The Aweme borer is a yellowish-brown moth with a 1.5-inch wingspan. In the often-colorful world of lepidopterology — the study of moths and butterflies — it’s not particularly flashy, but it is exceedingly rare. For decades, entomologists thought the moth lived in the sand dunes and oak savannahs in southern Manitoba and the Great Lakes region. No one really knew. Until 2005, only six specimens from four widely scattered locations in North America had ever been found. Many doubted the moth still existed until one was discovered in a peatland fen in the backwoods of upper Michigan in 2009.
That was a game-changing moment for entomologist Kyle Johnson. His easy-going hunt for P. aweme switched gears into an intense one. Instead of focusing on the sand dunes of upper Michigan and Wisconsin, he and his colleagues put on rubber boots, mosquito jackets and bug hats, and began squishing through dozens of peatland fens, traveling nearly a thousand miles from the Upper Peninsula of Michigan to eastern Saskatchewan. In all, Johnson and his colleagues spent 123 nights capturing moths at bait stations and netting free-flying adults. In that eight-year search for P. aweme, they added 59 new specimens of the Aweme borer to the list of discoveries. Johnson was delighted, but not surprised, given the number of rare species often harbored by peatland fens.
“Peatlands are highly underrated ecosystems,” Johnson told me when I joined him in the field looking for the same moth and other rarities in a fen in western Canada. “Like many scientists from other disciplines, entomologists didn’t think to look elsewhere because a lot of them didn’t believe that moths and butterflies, as well many birds and animals, could be peatland specialists.”
A square meter of Canadian peatland holds 5 times the carbon as a square meter of Amazon rainforest.
Peat is partially decomposed plant material that builds up over decades, centuries and millennia in oxygen-starved, waterlogged conditions. Representing just 3 percent of the world’s landscape, bogs and fens (and to a lesser extent swamps and marshes that accumulate peat) are found around the globe: in Hawaii’s Alaka‘i Swamp, which nurtures some of the rarest plants in the world; in the Rockies, where peatlands at 10,000 feet are home to Ice Age plants; in the Hudson Bay Lowlands and Siberia, the two largest carbon storehouses in the world; and in the Central Congo, where 55,000 square miles of peatland were discovered in 2017.
Small as their footprint is, however, the role they play in climate regulation, water filtration, flood and wildfire mitigation, and as refuges for many newly discovered and critically endangered species is an outsized one that raises serious questions about the ongoing degradation caused by a host of factors. These include climate change, wildfire, roads, energy projects such as the Alberta oil sands, sphagnum peat harvesting for crops and gardens, and peat-mining in countries that continue to burn it for fuel and electricity.

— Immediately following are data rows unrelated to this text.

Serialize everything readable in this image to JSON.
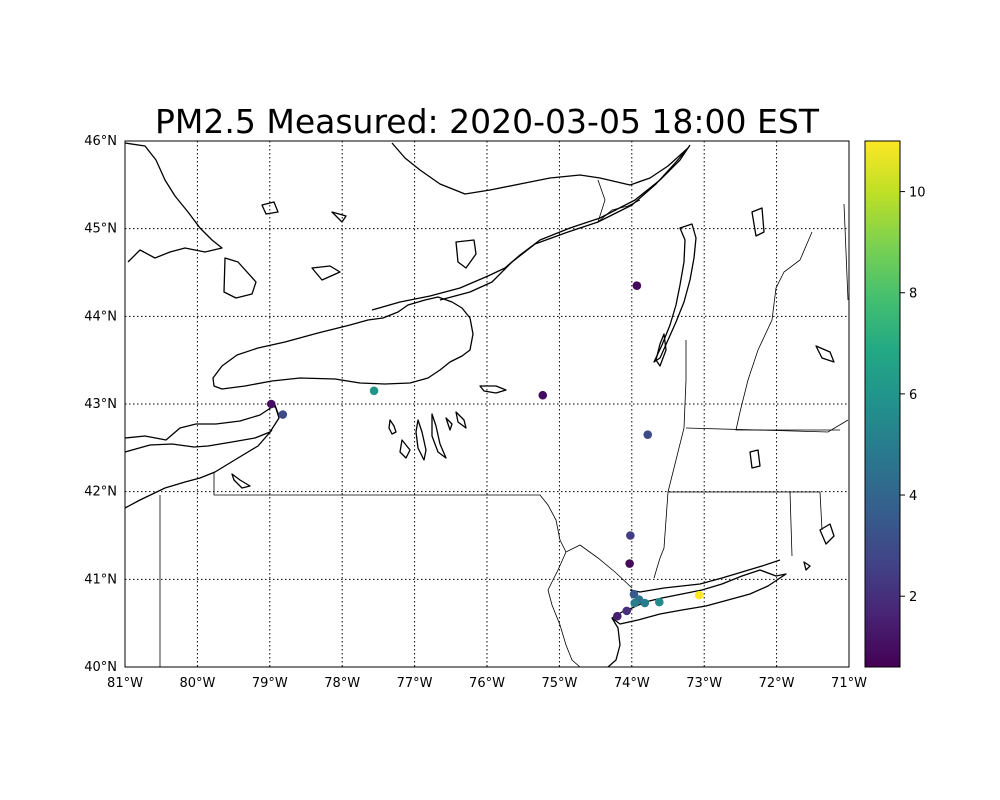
{
  "chart_data": {
    "type": "scatter",
    "title": "PM2.5 Measured: 2020-03-05 18:00 EST",
    "xlim": [
      -81,
      -71
    ],
    "ylim": [
      40,
      46
    ],
    "grid": true,
    "x_ticks": [
      {
        "value": -81,
        "label": "81°W"
      },
      {
        "value": -80,
        "label": "80°W"
      },
      {
        "value": -79,
        "label": "79°W"
      },
      {
        "value": -78,
        "label": "78°W"
      },
      {
        "value": -77,
        "label": "77°W"
      },
      {
        "value": -76,
        "label": "76°W"
      },
      {
        "value": -75,
        "label": "75°W"
      },
      {
        "value": -74,
        "label": "74°W"
      },
      {
        "value": -73,
        "label": "73°W"
      },
      {
        "value": -72,
        "label": "72°W"
      },
      {
        "value": -71,
        "label": "71°W"
      }
    ],
    "y_ticks": [
      {
        "value": 40,
        "label": "40°N"
      },
      {
        "value": 41,
        "label": "41°N"
      },
      {
        "value": 42,
        "label": "42°N"
      },
      {
        "value": 43,
        "label": "43°N"
      },
      {
        "value": 44,
        "label": "44°N"
      },
      {
        "value": 45,
        "label": "45°N"
      },
      {
        "value": 46,
        "label": "46°N"
      }
    ],
    "colorbar": {
      "colormap": "viridis",
      "range": [
        0.6,
        11.0
      ],
      "ticks": [
        {
          "value": 2,
          "label": "2"
        },
        {
          "value": 4,
          "label": "4"
        },
        {
          "value": 6,
          "label": "6"
        },
        {
          "value": 8,
          "label": "8"
        },
        {
          "value": 10,
          "label": "10"
        }
      ]
    },
    "points": [
      {
        "lon": -78.98,
        "lat": 43.0,
        "value": 1.0
      },
      {
        "lon": -78.82,
        "lat": 42.88,
        "value": 3.0
      },
      {
        "lon": -77.56,
        "lat": 43.15,
        "value": 6.0
      },
      {
        "lon": -75.23,
        "lat": 43.1,
        "value": 0.9
      },
      {
        "lon": -73.93,
        "lat": 44.35,
        "value": 0.8
      },
      {
        "lon": -73.78,
        "lat": 42.65,
        "value": 3.0
      },
      {
        "lon": -74.02,
        "lat": 41.5,
        "value": 2.5
      },
      {
        "lon": -74.03,
        "lat": 41.18,
        "value": 0.8
      },
      {
        "lon": -73.97,
        "lat": 40.83,
        "value": 3.5
      },
      {
        "lon": -73.9,
        "lat": 40.77,
        "value": 4.5
      },
      {
        "lon": -73.96,
        "lat": 40.73,
        "value": 5.0
      },
      {
        "lon": -73.82,
        "lat": 40.73,
        "value": 5.0
      },
      {
        "lon": -73.62,
        "lat": 40.74,
        "value": 5.5
      },
      {
        "lon": -74.07,
        "lat": 40.64,
        "value": 2.0
      },
      {
        "lon": -74.2,
        "lat": 40.58,
        "value": 1.5
      },
      {
        "lon": -73.07,
        "lat": 40.82,
        "value": 11.0
      }
    ]
  }
}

Studies suggest that such exploitation has drained, destroyed or degraded 193,000 square miles of the world’s peatlands, an area slightly larger than California. Still, large swaths of the world’s peatlands remain intact, and successful restoration efforts are well underway.
Humans have been draining peatlands for more than a thousand years to clear bogs for agriculture and to burn peat for fuel. The perception that these wetlands were sources of disease added impetus to the degradation, which continues today in places such as Indonesia, where agribusiness has been draining and burning vast areas of peatlands for oil palm plantations.